The web server is built on Axum, a framework designed for the specialized Tokio ecosystem.
- Asynchronous: All I/O operations (database queries, LLM API calls) are non-blocking. This means one thread can handle other user requests while waiting for a database response.
- Type-Safe Routing: API endpoints are strictly typed, ensuring that invalid requests are rejected instantly before they reach the business logic.

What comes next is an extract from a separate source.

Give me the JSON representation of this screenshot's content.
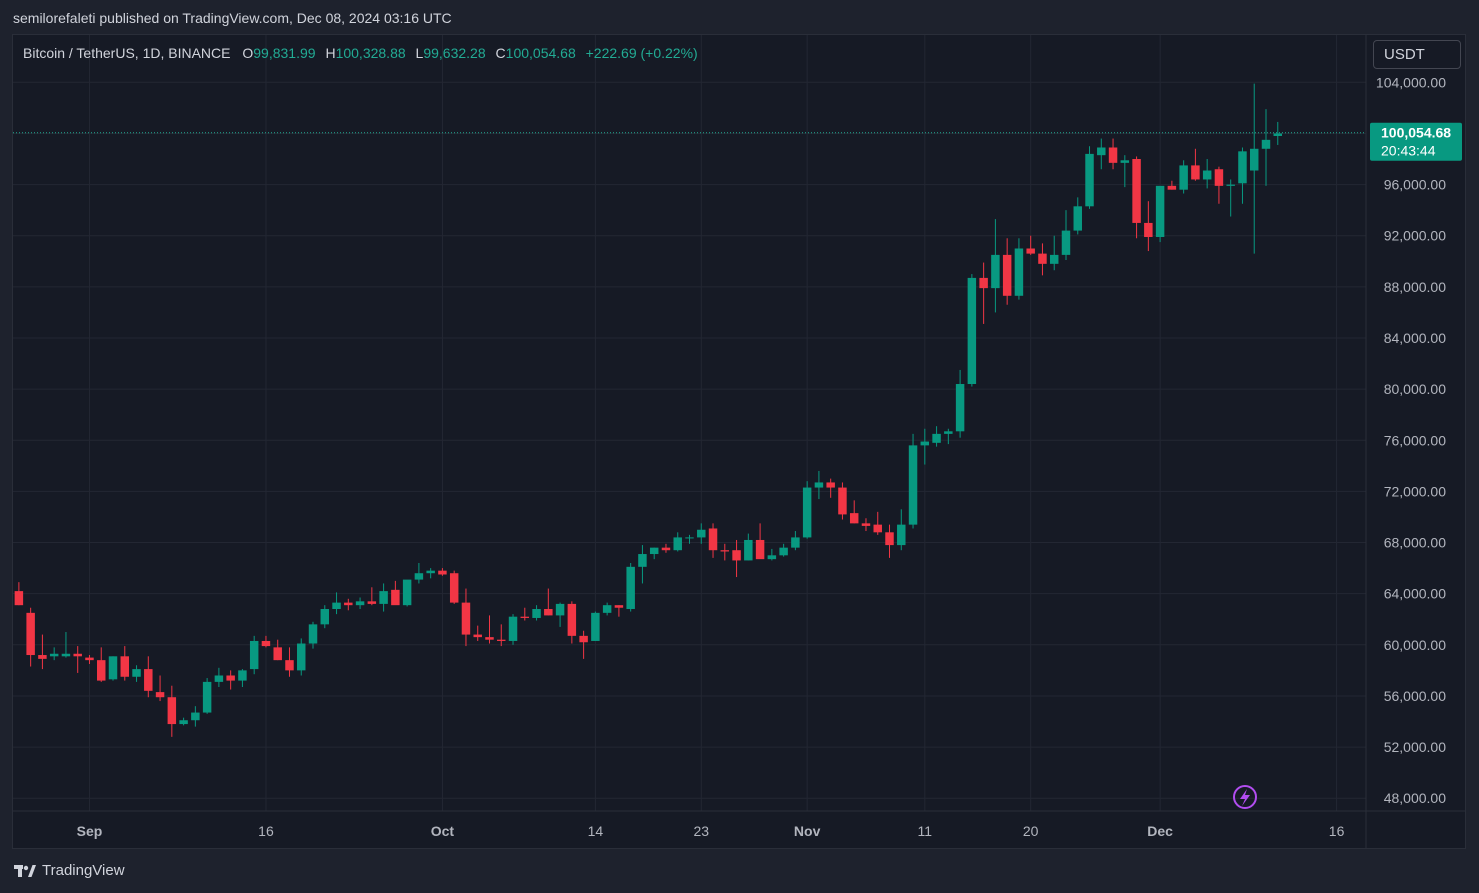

- Passwords: User passwords are processed using Argon2, the winner of the Password Hashing Competition. It is designed to be memory-hard, making it extremely resistant to GPU-based brute-force attacks.
- Sessions: We use JSON Web Tokens (JWT) for stateless authentication. When a user logs in, they receive a signed token. This token is required in the HTTP headers for all subsequent requests, ensuring that the API cannot be accessed unauthorized.